Like many of my generation, I remember being spanked as a child. What was particularly unfair was that the home of my childhood was an upside down house, in that the living space was on the second floor and my bedroom was on the first floor. So when my naughtiness factor overtaxed my mother’s patience, she would yell, tell me to go to my room, and then swat my behind as I started going down the stairs. There was no way to obey the go-to-the-room command without getting spanked.
Sometime between my childhood and the time I became a mom, the attitude about spanking changed. Time-outs were in, and hitting was way out. I can guess that most of us have slipped a time or two (I can actually only remember spanking one of my kids once and I still feel awful about it. I apologize to her every time the topic comes up but she thinks I am being ridiculous since she was three at the time and has no memory of the event. But I remember it all too well and feel really guilty). But new research supports the notion that spanking is just not an option when it comes to disciplining your child(ren).
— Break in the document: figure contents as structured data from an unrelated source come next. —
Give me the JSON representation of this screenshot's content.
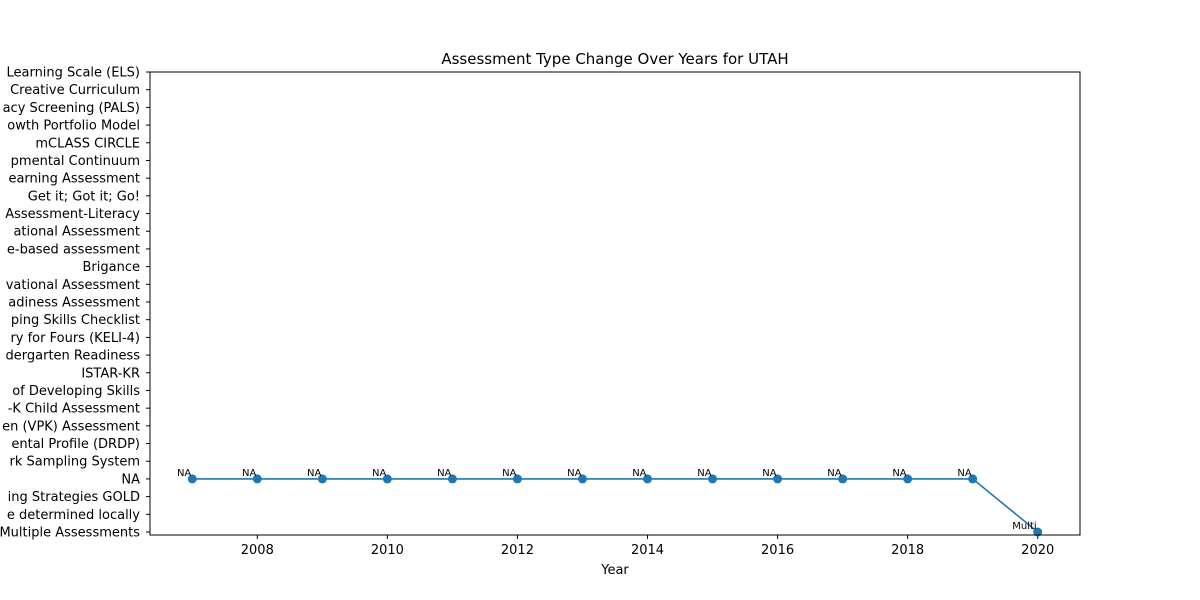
{
  "chart_data": {
    "type": "line",
    "title": "Assessment Type Change Over Years for UTAH",
    "xlabel": "Year",
    "ylabel": "",
    "x_ticks": [
      "2008",
      "2010",
      "2012",
      "2014",
      "2016",
      "2018",
      "2020"
    ],
    "xlim": [
      2006.35,
      2020.65
    ],
    "y_categories": [
      "Multiple Assessments",
      "e determined locally",
      "ing Strategies GOLD",
      "NA",
      "rk Sampling System",
      "ental Profile (DRDP)",
      "en (VPK) Assessment",
      "-K Child Assessment",
      "of Developing Skills",
      "ISTAR-KR",
      "dergarten Readiness",
      "ry for Fours (KELI-4) ",
      "ping Skills Checklist",
      "adiness Assessment",
      "vational Assessment",
      "Brigance",
      "e-based assessment",
      "ational Assessment ",
      "Assessment-Literacy",
      "Get it; Got it; Go!",
      "earning Assessment",
      "pmental Continuum",
      "mCLASS CIRCLE",
      "owth Portfolio Model",
      "acy Screening (PALS)",
      "Creative Curriculum",
      "Learning Scale (ELS)"
    ],
    "series": [
      {
        "name": "",
        "color": "#1f77b4",
        "points": [
          {
            "x": 2007,
            "y": "NA",
            "label": "NA"
          },
          {
            "x": 2008,
            "y": "NA",
            "label": "NA"
          },
          {
            "x": 2009,
            "y": "NA",
            "label": "NA"
          },
          {
            "x": 2010,
            "y": "NA",
            "label": "NA"
          },
          {
            "x": 2011,
            "y": "NA",
            "label": "NA"
          },
          {
            "x": 2012,
            "y": "NA",
            "label": "NA"
          },
          {
            "x": 2013,
            "y": "NA",
            "label": "NA"
          },
          {
            "x": 2014,
            "y": "NA",
            "label": "NA"
          },
          {
            "x": 2015,
            "y": "NA",
            "label": "NA"
          },
          {
            "x": 2016,
            "y": "NA",
            "label": "NA"
          },
          {
            "x": 2017,
            "y": "NA",
            "label": "NA"
          },
          {
            "x": 2018,
            "y": "NA",
            "label": "NA"
          },
          {
            "x": 2019,
            "y": "NA",
            "label": "NA"
          },
          {
            "x": 2020,
            "y": "Multiple Assessments",
            "label": "Multi"
          }
        ]
      }
    ],
    "grid": false,
    "legend": "none"
  }
}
The American Academy of Pediatrics recommends against spanking, and notes that children who were spanked are more likely to “become adults who are depressed, use alcohol, have more anger, hit their own children, hit their spouses, and engage in crime and violence”. And new research from the University of New Hampshire showed that children who were spanked during the four years of the study had lower IQ points than children who were not spanked.
To be honest, one has to be careful when interpreting data from observational studies like these. The gold standard of research is to do a randomized controlled trial. But in this case, that would mean taking a group of children, telling half the parents to use spanking and the other half never to spank, and then follow the children to see how they do. This would obviously not be ethical or desirable in any way. So we have to rely on observational studies, and there could be some limitations on how you interpret the data. It could be that women with lower IQ’s, who are more likely to have children with lower IQ’s, tend to spank more. It could be that children with lower IQ’s act out more, thus aggravating their parents more and increasing the likelihood of spanking. Any of these possibilities exist, which made me cringe when the lead author of the UNH study was quoted as saying, “All parents want smart children. This research shows that avoiding spanking and correcting misbehavior in other ways can help that happen.” None of the research has shown that in fact, avoiding spanking makes smarter kids. The research simply shows that the children of parents who avoid spanking have slightly higher IQ points than the children of parents who spank.
But there is no advantage whatsoever of spanking. And as someone who was trained as a child psychologist, I can tell you that if you want to change a child’s behavior, punishing them for bad behavior is not nearly as effective as is rewarding them for good behavior. So if you see your five-year-old sneaking up on the cookie jar a half hour before dinner, you have two choices. You can either smack them after they take the cookie and hope that this will keep them from doing it the next time (it won’t), or you can tell them that if they carefully climb off the counter without taking the cookie, you will give them two cookies after dinner.
Adults tend to spank children when they are on overload. So the next time you are feeling emotionally depleted and one of your kids truly pushes your button, take a deep breathe and walk away. Punch a pillow, go for a run, or sing at the top of your lungs. Do anything but spank. Your child’s body and mind will benefit.